Wall-Street-Größen zur Strecke gebracht
Zahlreiche führende Köpfe der US-Finanzbranche brachte Spitzer zur Strecke. Maurice Greenberg, legendärer Chef des größten US-Versicherers AIG musste seinen Hut nehmen, nachdem Spitzer ihm Bilanz-Manipulation vorgeworfen hatte. Auch den ehemaligen New Yorker Börsechef Richard Grasso hatte der gnadenlose Law-and-Order-Mann auf die Rückgabe eines großen Teil seines Gehalt verklagt. Auch US-Banken wie Bear Stearns, Credit Suisse, Deutsche Bank, Goldman Sachs, J.P. Morgan Chase, Lehman Brothers, Merrill Lynch und Morgan Stanley zählten zu Spitzers Opfern.
Nun stolpert Spitzer, prominentes Mitglied der Demokratischen Partei, über eine Prostituierte. Nachdem die "New York Times" einen dementsprechenden Bericht auf ihre Webseite stellte, sah sich Spitzer - einer der "Superdelegierten" der Demokraten - gezwungen, vor die Öffentlichkeit zu treten. In einer eilig einberufenen Pressekonferenz gab sich Spitzer an der Seite seiner Frau reumütig: "Ich habe mich nicht an die Maßstäbe gehalten, die ich von mir selbst erwartet habe". Das Image des Saubermanns ist dahin. Doch was war passiert?
FBI: Spitzer war "Kunde 9"
Der New Yorker Gouverneur hatte sich in der Nacht zum Valentinstag am 13. Februar eine Prostituierte in das Washingtoner "Mayflower"-Hotel bestellt. Sein Pech: Das FBI hörte mit, als er eine New Yorker Zuhälterin bat, ein Call Girl in die Hauptstadt Washington zu schicken.
Mit dieser Reise wurde aus einer "Privatsache", wie es Spitzer nennt, jedoch ein "grenzüberschreitendes Vergehen". Die Prostituierte brach mit ihrer Bahnfahrt durch fünf Bundesstaaten Bundesrecht der USA. Wenn jemand grenzüberschreitend geltendes Recht beugt, wirkt das in den USA strafverschärfend. Mit der Anstiftung zur Reise wurde Spitzer, "Kunde 9", dem US-System zufolge zum FBI-Fall. "In dem Augenblick, in dem die New Yorker Prostituierte ein Ticket der bundeseigenen Bahngesellschaft Amtrak erwarb, stieg auch das potenzielle Strafmaß für Spitzer dramatisch an", schreibt "Welt Online". Einer Anklage wird er kaum entkommen.
Spitzer war Stammkunde
Spitzer verwendete den Namen "George Fox" unter seiner New Yorker Privatadresse an der Fifth Avenue. George Fox ist laut "Spiegel Online" der Name eines Hedgefonds-Beraters und Freundes Spitzers, der von nichts wusste.

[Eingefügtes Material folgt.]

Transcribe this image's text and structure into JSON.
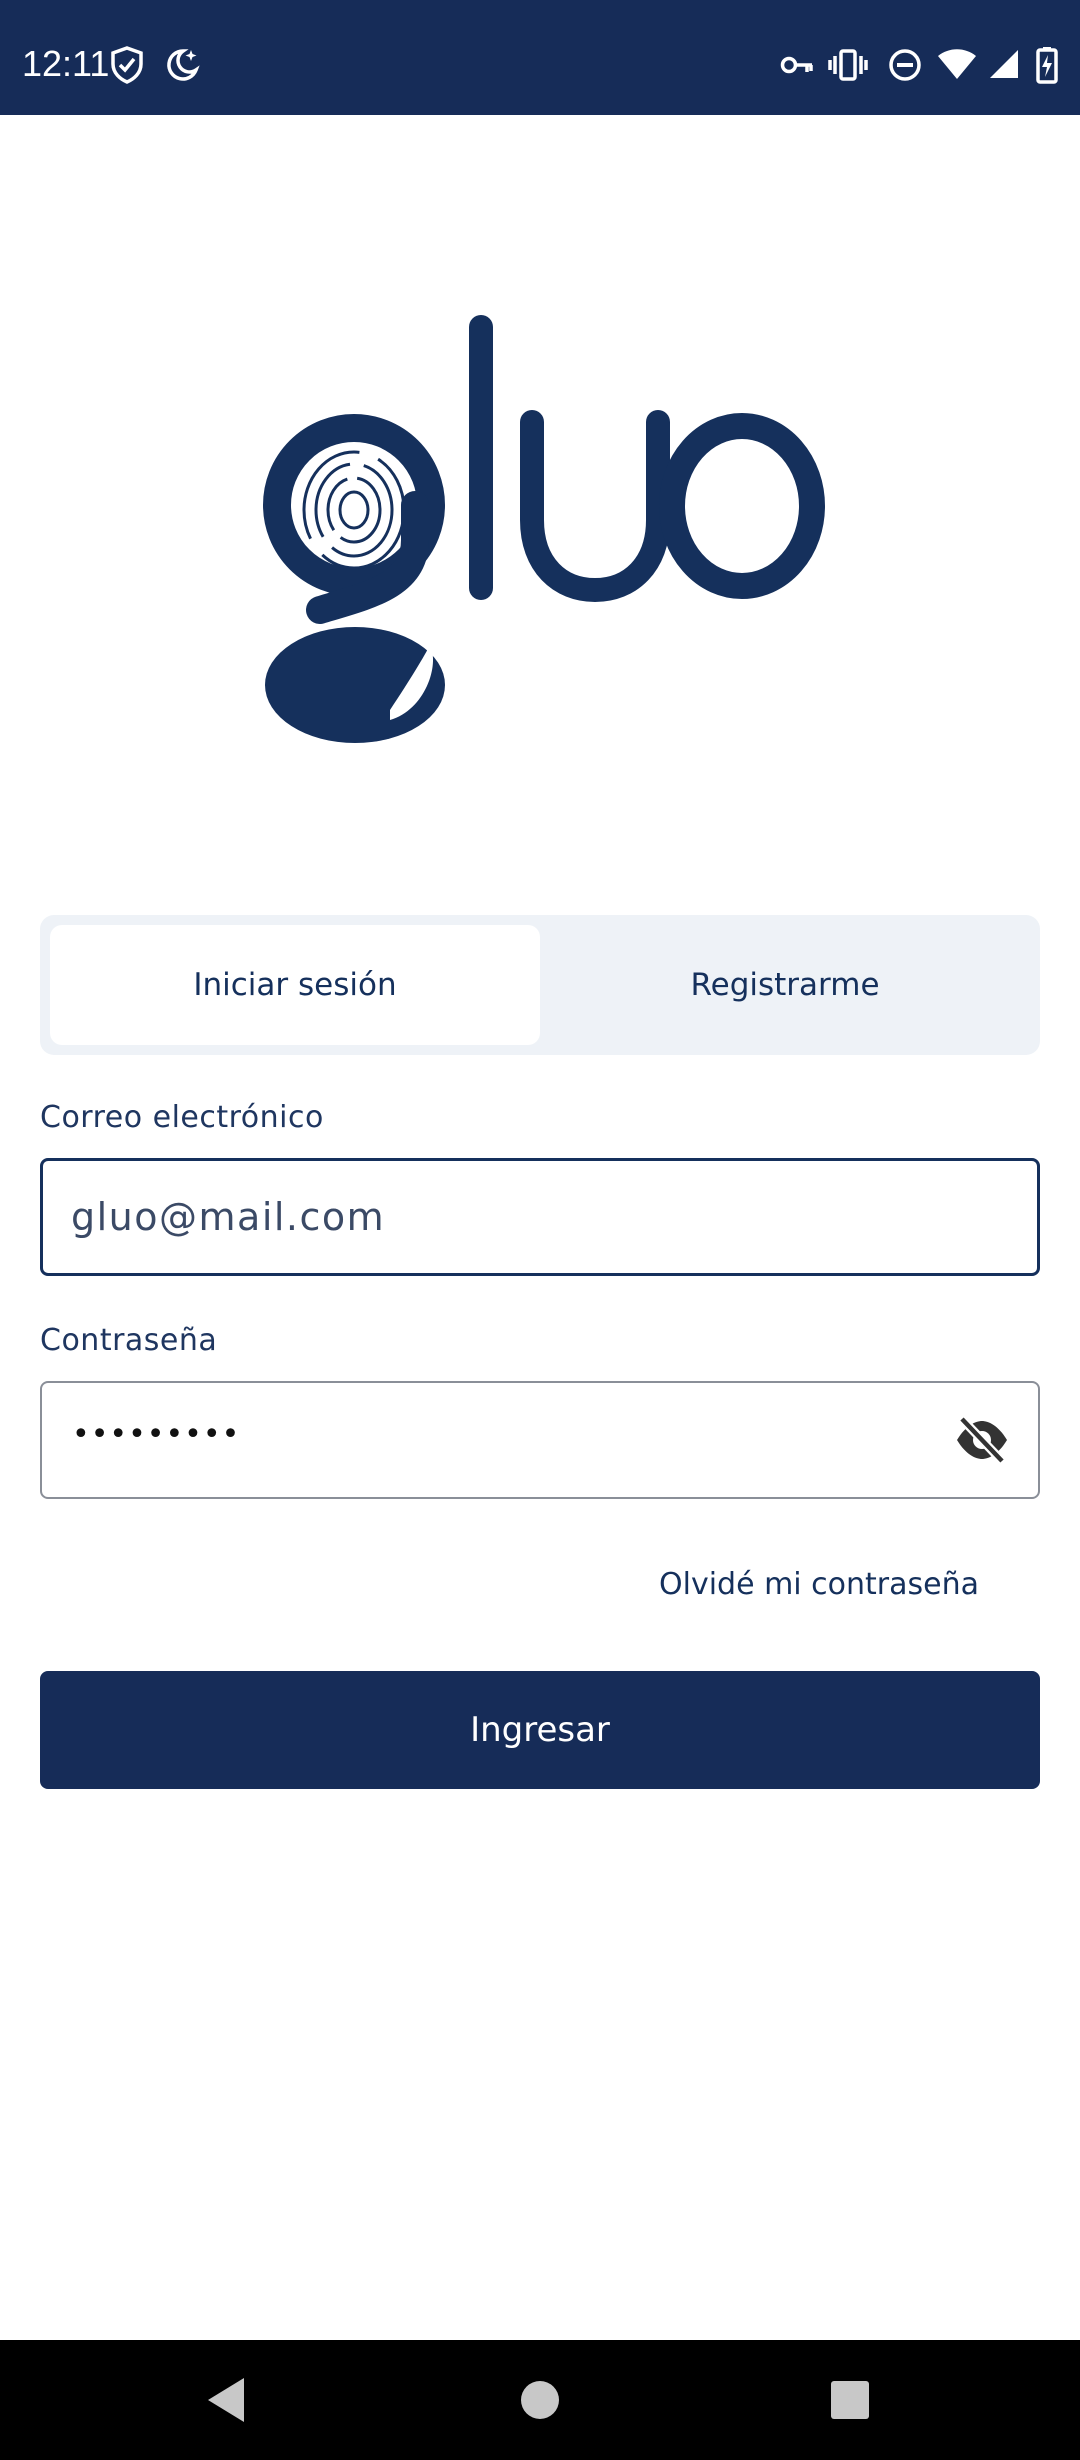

Ironie des Schicksals: Spitzer fiel ausgerechnet jenen Ermittlungsmethoden zum Opfer, die er selbst perfektioniert hatte. Die Fahnder hatten den Call Girl-Ring "Emperors Club VIP" schon lange im Visier - Prostitution ist in New York illegal.

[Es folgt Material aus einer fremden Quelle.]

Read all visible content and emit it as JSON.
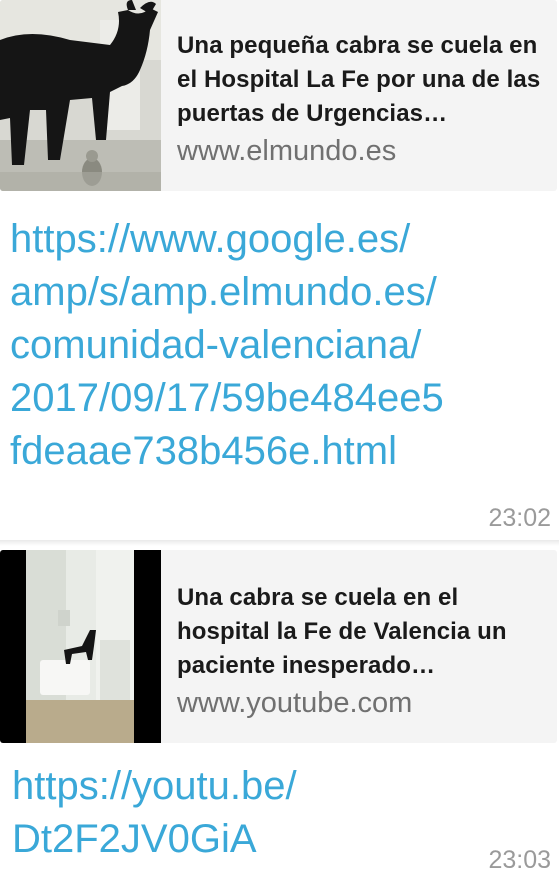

Spitzer war offenbar Stammkunde: Er hatte der Anklage zufolge beim "Emperors Club" noch ein Guthaben "von früher" - in Höhe von "400 oder 500 Dollar", schreibt "Spiegel Online". Das Treffen mit dem Call Girl erforderte offenbar komplizierte Finanzverhandlungen. "Kunde 9" habe für das mehrstündige Treffen 4.300 Dollar vorausgezahlt - inklusive eines Vorschusses für "künftige" Termine.

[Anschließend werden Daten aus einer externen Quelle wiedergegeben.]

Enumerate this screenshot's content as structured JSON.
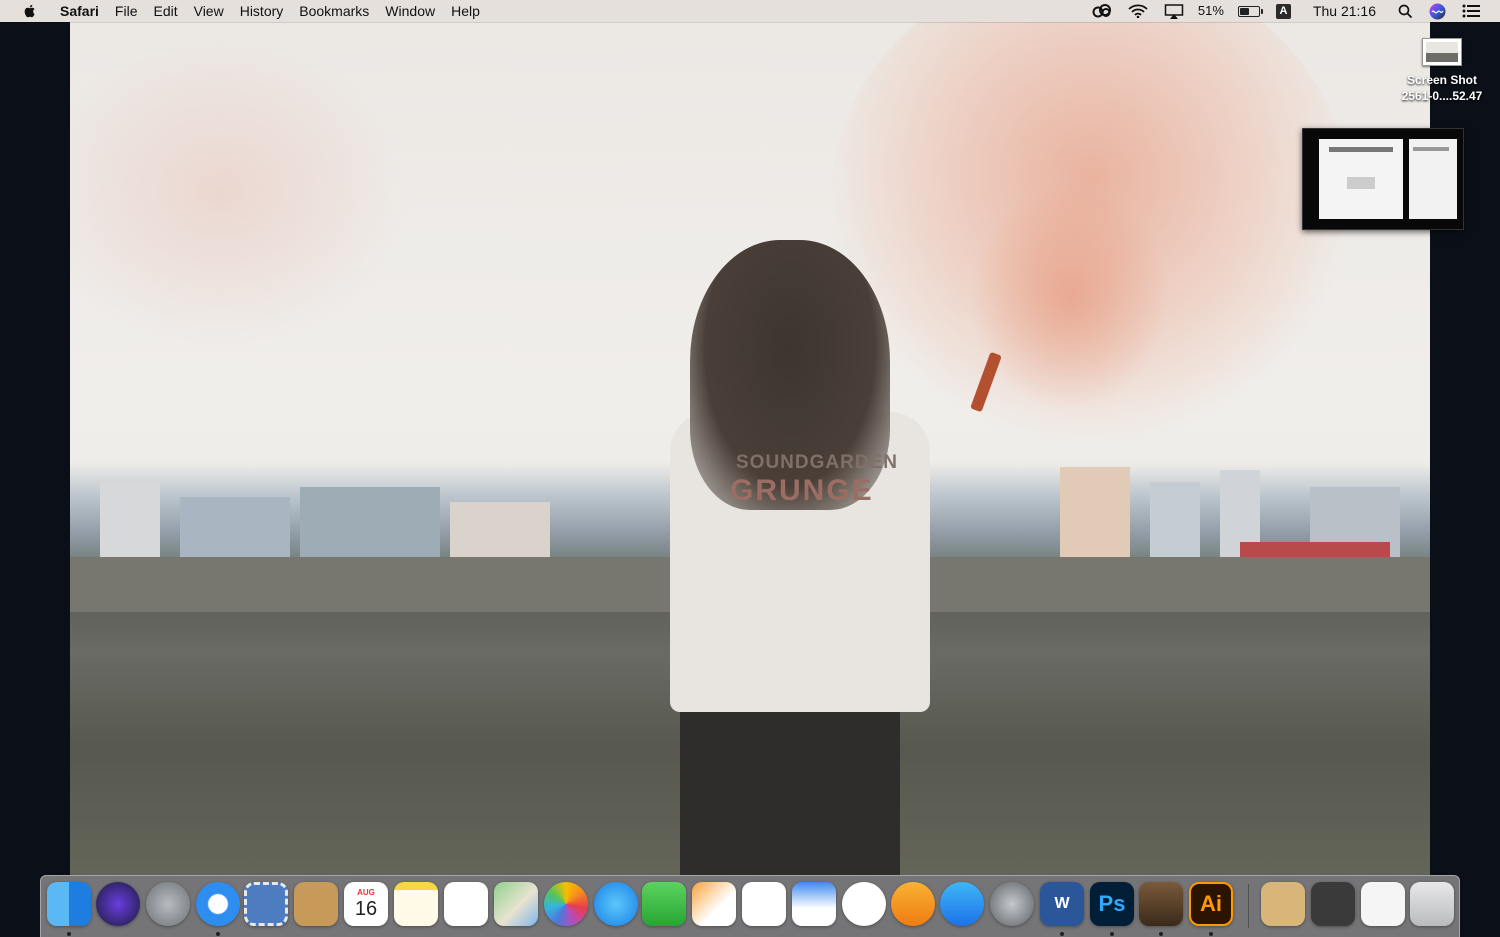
{
  "menubar": {
    "app_name": "Safari",
    "menus": [
      "File",
      "Edit",
      "View",
      "History",
      "Bookmarks",
      "Window",
      "Help"
    ],
    "status": {
      "battery_percent": "51%",
      "battery_level": 0.51,
      "input_source": "A",
      "clock": "Thu 21:16"
    }
  },
  "wallpaper": {
    "shirt_text_top": "SOUNDGARDEN",
    "shirt_text_bottom": "GRUNGE"
  },
  "desktop": {
    "file_name": "Screen Shot\n2561-0....52.47"
  },
  "dock": {
    "apps": [
      {
        "name": "Finder",
        "icon": "finder-icon",
        "running": true
      },
      {
        "name": "Siri",
        "icon": "siri-icon",
        "running": false
      },
      {
        "name": "Launchpad",
        "icon": "rocket-icon",
        "running": false
      },
      {
        "name": "Safari",
        "icon": "compass-icon",
        "running": true
      },
      {
        "name": "Mail",
        "icon": "stamp-icon",
        "running": false
      },
      {
        "name": "Contacts",
        "icon": "contacts-book-icon",
        "running": false
      },
      {
        "name": "Calendar",
        "icon": "calendar-icon",
        "running": false,
        "month": "AUG",
        "day": "16"
      },
      {
        "name": "Notes",
        "icon": "notepad-icon",
        "running": false
      },
      {
        "name": "Reminders",
        "icon": "checklist-icon",
        "running": false
      },
      {
        "name": "Maps",
        "icon": "map-icon",
        "running": false
      },
      {
        "name": "Photos",
        "icon": "pinwheel-icon",
        "running": false
      },
      {
        "name": "Messages",
        "icon": "chat-bubble-icon",
        "running": false
      },
      {
        "name": "FaceTime",
        "icon": "video-camera-icon",
        "running": false
      },
      {
        "name": "Pages",
        "icon": "pen-paper-icon",
        "running": false
      },
      {
        "name": "Numbers",
        "icon": "bar-chart-icon",
        "running": false
      },
      {
        "name": "Keynote",
        "icon": "podium-icon",
        "running": false
      },
      {
        "name": "iTunes",
        "icon": "music-note-icon",
        "running": false
      },
      {
        "name": "iBooks",
        "icon": "open-book-icon",
        "running": false
      },
      {
        "name": "App Store",
        "icon": "app-store-icon",
        "running": false
      },
      {
        "name": "System Preferences",
        "icon": "gear-icon",
        "running": false
      },
      {
        "name": "Microsoft Word",
        "icon": "word-icon",
        "running": true,
        "label": "W"
      },
      {
        "name": "Adobe Photoshop",
        "icon": "photoshop-icon",
        "running": true,
        "label": "Ps"
      },
      {
        "name": "GarageBand",
        "icon": "guitar-icon",
        "running": true
      },
      {
        "name": "Adobe Illustrator",
        "icon": "illustrator-icon",
        "running": true,
        "label": "Ai"
      },
      {
        "name": "Utility",
        "icon": "recycle-box-icon",
        "running": false
      },
      {
        "name": "Downloads",
        "icon": "downloads-stack-icon",
        "running": false
      },
      {
        "name": "Documents",
        "icon": "documents-stack-icon",
        "running": false
      },
      {
        "name": "Trash",
        "icon": "trash-icon",
        "running": false
      }
    ]
  },
  "colors": {
    "menubar_bg": "#f6f0ec",
    "photoshop": "#001e36",
    "photoshop_text": "#31a8ff",
    "illustrator": "#2b1500",
    "illustrator_text": "#ff9a00",
    "word": "#2b579a"
  }
}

"Schadenfreude-Zeit an der Wall Street"
Spitzer, der sich mit seiner Tätigkeit als New Yorker Justizminister viele Feinde gemacht hat, brauchte auf den Spott nicht lange warten. "Es ist Schadenfreude-Zeit an der Wall Street", schreibt das "Wall Street Journal". TV-Wirtschaftssender CNBC zitierte laut "Spiegel Online" einen schadenfreudigen Börsenhändler mit dem Stoßseufzer: "Es gibt noch einen Gott." Auf den Handelsparketten in der Wall Street sei die Nachricht mit "Wogen des Gelächters" begrüßt worden, berichtete ein Leser des Börsenblogs "Dealbreaker". (phu)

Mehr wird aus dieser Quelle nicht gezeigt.